Griefers aside, though,
Neverwinter Nights had much to recommend it, as well as plenty of players happy to play it in the spirit Beyond had intended. Indeed, the devotion the game’s most hardcore players displayed remains legendary to this day. They formed themselves into guilds, using that very word for the first time to describe such aggregations. They held fairs, contests, performances, and the occasional wedding. And they started at least two newsletters to keep track of goings-on in Neverwinter. Some issues
have been preserved by dedicated fans, allowing us today a glimpse into a community that was at least as much about socializing and role-playing as monster-bashing. The
first issue of
News of the Realm, for example, tells us that Cyric has just become a proud father in the real world; that Vulcan and Dramia have opened their own weapons shop in the game; that Cold Chill the notorious bandit has shocked everyone by recognizing the errors of his ways and becoming good; that the dwarves Nystramo and Krishara are soon to hold their wedding — or, as dwarves call it, their “Hearth Building.” Clearly there was a lot going on in Neverwinter.

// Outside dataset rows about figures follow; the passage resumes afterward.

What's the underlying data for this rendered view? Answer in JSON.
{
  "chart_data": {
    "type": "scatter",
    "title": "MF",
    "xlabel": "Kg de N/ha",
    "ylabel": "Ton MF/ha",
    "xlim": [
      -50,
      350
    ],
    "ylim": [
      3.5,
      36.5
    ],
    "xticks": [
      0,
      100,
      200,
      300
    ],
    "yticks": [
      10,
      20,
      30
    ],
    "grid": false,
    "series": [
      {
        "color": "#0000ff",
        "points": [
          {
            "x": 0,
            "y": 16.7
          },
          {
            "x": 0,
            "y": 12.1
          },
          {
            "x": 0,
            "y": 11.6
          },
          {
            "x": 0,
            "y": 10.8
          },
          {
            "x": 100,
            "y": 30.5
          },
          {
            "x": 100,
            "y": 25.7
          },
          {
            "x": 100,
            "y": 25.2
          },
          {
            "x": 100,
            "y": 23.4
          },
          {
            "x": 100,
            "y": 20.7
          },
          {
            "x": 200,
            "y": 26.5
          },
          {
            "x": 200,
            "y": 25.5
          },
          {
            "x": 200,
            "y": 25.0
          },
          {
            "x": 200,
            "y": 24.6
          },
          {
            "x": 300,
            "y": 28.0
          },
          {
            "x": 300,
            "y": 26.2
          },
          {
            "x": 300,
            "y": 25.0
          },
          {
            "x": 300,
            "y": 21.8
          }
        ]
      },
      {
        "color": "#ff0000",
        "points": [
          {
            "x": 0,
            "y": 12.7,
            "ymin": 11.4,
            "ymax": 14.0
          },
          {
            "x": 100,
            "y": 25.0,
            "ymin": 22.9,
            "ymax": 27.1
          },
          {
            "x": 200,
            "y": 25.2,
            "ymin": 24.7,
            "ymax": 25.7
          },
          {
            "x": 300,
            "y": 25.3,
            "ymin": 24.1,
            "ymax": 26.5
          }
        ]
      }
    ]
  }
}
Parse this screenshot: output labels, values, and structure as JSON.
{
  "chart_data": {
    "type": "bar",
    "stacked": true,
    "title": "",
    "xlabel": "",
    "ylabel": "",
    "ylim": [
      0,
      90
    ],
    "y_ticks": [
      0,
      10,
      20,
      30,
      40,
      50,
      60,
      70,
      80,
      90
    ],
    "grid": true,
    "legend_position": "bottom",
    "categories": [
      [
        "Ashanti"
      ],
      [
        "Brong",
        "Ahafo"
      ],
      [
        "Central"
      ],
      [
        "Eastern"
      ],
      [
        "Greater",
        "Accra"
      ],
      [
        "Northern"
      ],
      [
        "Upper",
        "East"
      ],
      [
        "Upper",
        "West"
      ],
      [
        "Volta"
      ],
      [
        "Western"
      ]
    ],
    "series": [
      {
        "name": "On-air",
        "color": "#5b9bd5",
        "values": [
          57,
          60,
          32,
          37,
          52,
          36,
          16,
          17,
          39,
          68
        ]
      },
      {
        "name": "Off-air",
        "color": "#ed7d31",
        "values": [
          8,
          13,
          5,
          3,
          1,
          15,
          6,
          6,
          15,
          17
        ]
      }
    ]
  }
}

The addition of graphics would ironically limit the lifespan of many an online game; while text is timeless, computer graphics, especially in the fast-evolving 1980s and 1990s, had a definite expiration date. Under the circumstances,
Neverwinter Nights had a reasonably long run, remaining available for six years on AOL. Over the course of that period online life and computer games both changed almost beyond recognition. Already looking pretty long in the tooth when
Neverwinter Nights made its debut in 1991, the Gold Box engine by 1997 was a positive antique.
Despite the game’s all-too-obvious age, AOL’s decision to shut it down in July of 1997 was greeted with outrage by its rabid fan base, some of whom still nurse a strong sense of grievance to this day. But exactly how large that fan base still was by 1997 is a little uncertain. The
Neverwinter Nights community insisted (and continues to insist) that the game was as popular as ever, making the claim from uncertain provenance that AOL was still making good money from it. Richard Bartle makes the eye-popping claim today, also without attribution, that it was still bringing in fully $5 million per year. Yet the reality remains that this was an archaic MS-DOS game at a time when software in general had largely completed the migration to Windows. It was only getting more brittle as it fell further and further behind the times. Just two months after the plug was pulled on
Neverwinter Nights,
Ultima Online debuted, marking the beginning of the modern era of massively-multiplayer CRPGs as we’ve come to know them today.
Neverwinter Nights would have made for a sad sight in any direct comparison with
Ultima Online. It’s understandable that AOL, never an overly games-focused service to begin with, would want to get out while the getting was good.
Even in its heyday, when the land of Neverwinter was stuffed to its 500-player capacity every night and more players were lining up outside, its popularity was never all
that great in the grand scheme of the games industry; that very capacity limit if nothing else saw to that. Nevertheless, its place in gaming lore as a storied pioneer was such that Interplay chose to
revive the name in 2002 in the form of a freestanding boxed CRPG with multiplayer capabilities. That version of
Neverwinter Nights was played by many, many times more people than the original — and yet it could never hope to rival its predecessor’s claim to historical importance.
The massively-multiplayer online CRPGs that would follow the original
Neverwinter Nights would be slicker, faster, in some ways friendlier, but the differences would be of degree, not of kind.
MUD,
Island of Kesmai, and
Neverwinter Nights between them had invented a genre, going a long way in the process toward showing any future designers who happened to be paying attention exactly what worked there and what didn’t. All that remained for their descendants to do was to popularize it, to make it easier and cheaper and more convenient to lose oneself in a shared virtual world of the fantastic.